Why I’m Scared of the Future of Education

Topics: Education Policy, Future of Learning

When I started at KnowledgeWorks almost a year ago, “strategic foresight” was a new concept to me. I had seen the KnowledgeWorks future forecast and thought through what the future of learning could look like, but my understanding of “forecasting” was limited to the Weather Channel telling me whether it was supposed to rain.

In May, I had the opportunity to learn more about strategic foresight when I took a leap out of my comfort zone and attended the Institute for the Future’s 2015 Ten Year Forecast Retreat. I’ve sat through plenty of conferences discussing how to tweak our education system to push it toward improvement, so trying to wrap my head around the education implications of Application Program Interface (API), block chain, and the seven economies that give structure to our world was mind-bending to say the least.

As much as I wish I could write a clear piece on how the corporate, consumer, creative, collaborative, civic, criminal, and crypto economies are going to be shaping education in 10 years, I still haven’t really wrapped my head around what those words even mean. I highly recommend looking to Katherine Prince’s reflections for deeper insight on the educational implications.

Along with major brain overload, I left the retreat with a revelation that I can fully comprehend and that I hope all involved in education and policy will start to take note of, as well.

First of all, our world is advancing very quickly, and while that can sound a little scary, that kind of fear is misdirected. The real scary idea is that our system of education – and the politics surrounding it – is not innovating even close to quickly enough to keep up with the reality of today, let alone the reality of 2025.

A lot has changed in the education world since 2005, regardless of whether or not we see it when we walk into a classroom. Most, if not all, of the students have always known smart phones, the internet, and social media and probably never had to use those things called Encyclopedias on research papers. There are innovative programs and schools that have popped up in the last 10 years that keep up with the reality of what it means to be prepared for tomorrow’s careers. Students are encouraged to focus on STEM classes to be competitive in the job market.

However, when I flash back to my time in high school, compared to my recent teaching experiences, I don’t see those changes in the education system.

When I walked into my first kindergarten class, an overhead projector was the most advanced piece of technology students could interact with (and by interact with, I mean look at). Students were leaving that K-8 school for high school without knowing how to type, let alone use the internet for research. Sure, my students were learning math and reading, but so were students in the 80s. Technology, progress, and future education’s potential weren’t even an option for my students.

And while there are future-ready schools that are willing to break from tradition to push children’s potential, they are often only available to students from well-off families.

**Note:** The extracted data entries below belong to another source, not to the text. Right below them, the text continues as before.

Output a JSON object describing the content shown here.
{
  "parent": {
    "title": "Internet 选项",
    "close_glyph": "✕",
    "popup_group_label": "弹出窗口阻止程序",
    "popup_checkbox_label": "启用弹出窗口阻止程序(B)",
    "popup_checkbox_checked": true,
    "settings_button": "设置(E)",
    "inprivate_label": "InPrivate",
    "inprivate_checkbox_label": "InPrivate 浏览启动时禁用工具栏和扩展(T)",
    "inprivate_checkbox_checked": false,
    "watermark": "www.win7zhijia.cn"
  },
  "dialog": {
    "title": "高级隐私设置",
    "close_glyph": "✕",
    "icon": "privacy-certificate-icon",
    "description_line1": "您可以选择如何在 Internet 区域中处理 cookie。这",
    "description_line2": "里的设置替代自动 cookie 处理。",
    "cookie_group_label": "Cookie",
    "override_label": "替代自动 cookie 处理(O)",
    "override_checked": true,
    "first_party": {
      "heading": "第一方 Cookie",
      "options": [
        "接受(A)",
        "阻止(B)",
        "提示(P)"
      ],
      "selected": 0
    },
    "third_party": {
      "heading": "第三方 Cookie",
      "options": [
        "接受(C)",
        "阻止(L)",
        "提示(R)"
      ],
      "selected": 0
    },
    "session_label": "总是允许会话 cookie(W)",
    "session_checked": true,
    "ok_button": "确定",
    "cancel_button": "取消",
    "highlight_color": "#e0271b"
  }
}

Game-changing innovation is happening and technology is advancing exponentially, but for the most part, it is reserved for the privileged and wealthy. Schools similar to the one where I taught are sliding farther and farther from the cusp of innovation.

I’m left frustrated with the system that too many students are being pushed through. As long as education conversations are dominated by the constant fights over the same controversial topics, we stall progress in public education, and the wealthy are able to race ahead with students prepared for the jobs of the future. Without the education community’s investment in the drastic transformation required to prepare all students for the future, education in 2025 looks devastatingly inequitable.

My experience at the IFTF retreat grounded me in the fact that my work in education is not about responding to the squeaky wheel, helping the rich get richer, or creating more stability for those with power. This work has to be about addressing the desperate reality that if our system doesn’t change soon, this country will continue find that the gap between the haves and have-nots will continue to grow until it is insurmountable.